One thing Kolonich doesn’t expect is to get a lot of headlines for what he does on the field. Those are generally reserved for guys such as Dobbins, who routinely puts up 200-yard rushing games. But, that comes with the territory when you are a middle linebacker. He knows there is plenty of admiration on the practice field on Monday afternoons after a 12-tackle performance and a Hermits win.

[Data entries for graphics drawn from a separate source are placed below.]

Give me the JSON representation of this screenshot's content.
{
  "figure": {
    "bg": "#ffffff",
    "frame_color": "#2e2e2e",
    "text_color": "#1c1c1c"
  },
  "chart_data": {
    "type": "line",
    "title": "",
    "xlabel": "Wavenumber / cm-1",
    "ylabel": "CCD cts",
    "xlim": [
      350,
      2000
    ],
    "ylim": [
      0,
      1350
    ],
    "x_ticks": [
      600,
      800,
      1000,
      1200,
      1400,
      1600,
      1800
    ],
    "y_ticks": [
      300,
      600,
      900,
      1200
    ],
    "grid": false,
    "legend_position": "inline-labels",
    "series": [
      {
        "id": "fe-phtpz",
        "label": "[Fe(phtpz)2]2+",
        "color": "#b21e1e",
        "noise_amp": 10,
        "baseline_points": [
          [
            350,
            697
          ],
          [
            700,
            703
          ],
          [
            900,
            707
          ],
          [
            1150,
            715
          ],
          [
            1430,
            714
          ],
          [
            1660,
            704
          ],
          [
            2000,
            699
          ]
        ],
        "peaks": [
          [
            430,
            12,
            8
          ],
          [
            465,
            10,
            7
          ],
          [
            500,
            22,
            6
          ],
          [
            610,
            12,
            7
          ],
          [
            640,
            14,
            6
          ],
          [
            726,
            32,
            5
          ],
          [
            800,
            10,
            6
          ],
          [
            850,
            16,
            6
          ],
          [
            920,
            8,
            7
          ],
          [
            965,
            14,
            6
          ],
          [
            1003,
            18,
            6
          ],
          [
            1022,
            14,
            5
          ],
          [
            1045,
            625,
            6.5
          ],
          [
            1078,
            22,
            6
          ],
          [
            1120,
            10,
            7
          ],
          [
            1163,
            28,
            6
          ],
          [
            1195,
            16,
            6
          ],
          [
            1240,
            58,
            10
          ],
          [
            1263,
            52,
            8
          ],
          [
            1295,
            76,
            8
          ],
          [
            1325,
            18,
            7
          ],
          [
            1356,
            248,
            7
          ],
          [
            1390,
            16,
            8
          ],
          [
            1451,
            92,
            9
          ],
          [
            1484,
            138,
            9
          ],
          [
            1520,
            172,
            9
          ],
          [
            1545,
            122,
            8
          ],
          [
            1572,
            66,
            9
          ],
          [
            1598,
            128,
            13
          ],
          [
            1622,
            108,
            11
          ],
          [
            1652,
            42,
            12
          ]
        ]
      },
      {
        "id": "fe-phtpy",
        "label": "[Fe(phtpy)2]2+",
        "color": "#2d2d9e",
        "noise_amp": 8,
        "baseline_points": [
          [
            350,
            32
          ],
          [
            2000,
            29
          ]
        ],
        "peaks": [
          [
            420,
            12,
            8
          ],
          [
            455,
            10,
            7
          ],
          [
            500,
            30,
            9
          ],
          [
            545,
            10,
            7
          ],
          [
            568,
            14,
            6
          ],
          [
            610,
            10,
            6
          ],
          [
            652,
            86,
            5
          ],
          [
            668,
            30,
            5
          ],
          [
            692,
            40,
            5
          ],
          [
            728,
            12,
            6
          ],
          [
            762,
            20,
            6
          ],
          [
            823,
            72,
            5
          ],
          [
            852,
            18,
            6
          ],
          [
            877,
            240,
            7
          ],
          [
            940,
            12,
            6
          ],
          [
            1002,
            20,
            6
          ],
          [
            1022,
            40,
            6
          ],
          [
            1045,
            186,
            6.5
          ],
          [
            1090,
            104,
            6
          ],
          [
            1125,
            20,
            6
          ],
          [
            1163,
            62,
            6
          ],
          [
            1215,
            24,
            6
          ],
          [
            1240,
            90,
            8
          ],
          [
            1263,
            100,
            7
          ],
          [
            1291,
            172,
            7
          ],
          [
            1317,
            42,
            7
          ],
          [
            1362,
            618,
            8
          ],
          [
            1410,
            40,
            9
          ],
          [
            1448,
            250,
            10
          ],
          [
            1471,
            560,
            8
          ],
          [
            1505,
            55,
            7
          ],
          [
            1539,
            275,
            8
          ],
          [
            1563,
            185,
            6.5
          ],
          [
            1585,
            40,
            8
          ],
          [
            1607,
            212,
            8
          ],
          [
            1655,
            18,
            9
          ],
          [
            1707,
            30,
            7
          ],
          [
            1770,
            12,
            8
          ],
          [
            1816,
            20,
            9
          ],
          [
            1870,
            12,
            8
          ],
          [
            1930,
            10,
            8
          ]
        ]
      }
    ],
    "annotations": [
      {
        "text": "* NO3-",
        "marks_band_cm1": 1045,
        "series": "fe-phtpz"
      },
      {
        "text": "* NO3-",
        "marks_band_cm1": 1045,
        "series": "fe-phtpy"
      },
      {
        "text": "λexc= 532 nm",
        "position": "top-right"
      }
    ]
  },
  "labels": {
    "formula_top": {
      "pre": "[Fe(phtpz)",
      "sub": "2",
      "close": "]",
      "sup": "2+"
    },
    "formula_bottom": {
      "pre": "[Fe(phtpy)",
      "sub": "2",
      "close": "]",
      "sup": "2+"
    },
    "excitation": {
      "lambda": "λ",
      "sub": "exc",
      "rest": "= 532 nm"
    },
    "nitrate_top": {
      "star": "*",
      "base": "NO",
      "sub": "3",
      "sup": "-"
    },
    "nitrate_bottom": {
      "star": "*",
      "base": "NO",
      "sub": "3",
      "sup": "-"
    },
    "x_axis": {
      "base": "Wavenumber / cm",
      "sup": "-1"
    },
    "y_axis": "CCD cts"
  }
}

“Of course, it crosses everybody’s mind. But you don’t mind seeing your teammates doing well,” Kolonich said. “We wouldn’t be who we are without everybody. If we lose one guy, we become a different team. And I know they feel the same way about me. Appreciation goes on in practice more than in the Saturday or Sunday paper.”
Chances are, though, that if he keeps putting up the kind of performances like he has the past year and a half, there will be some recognition coming his way.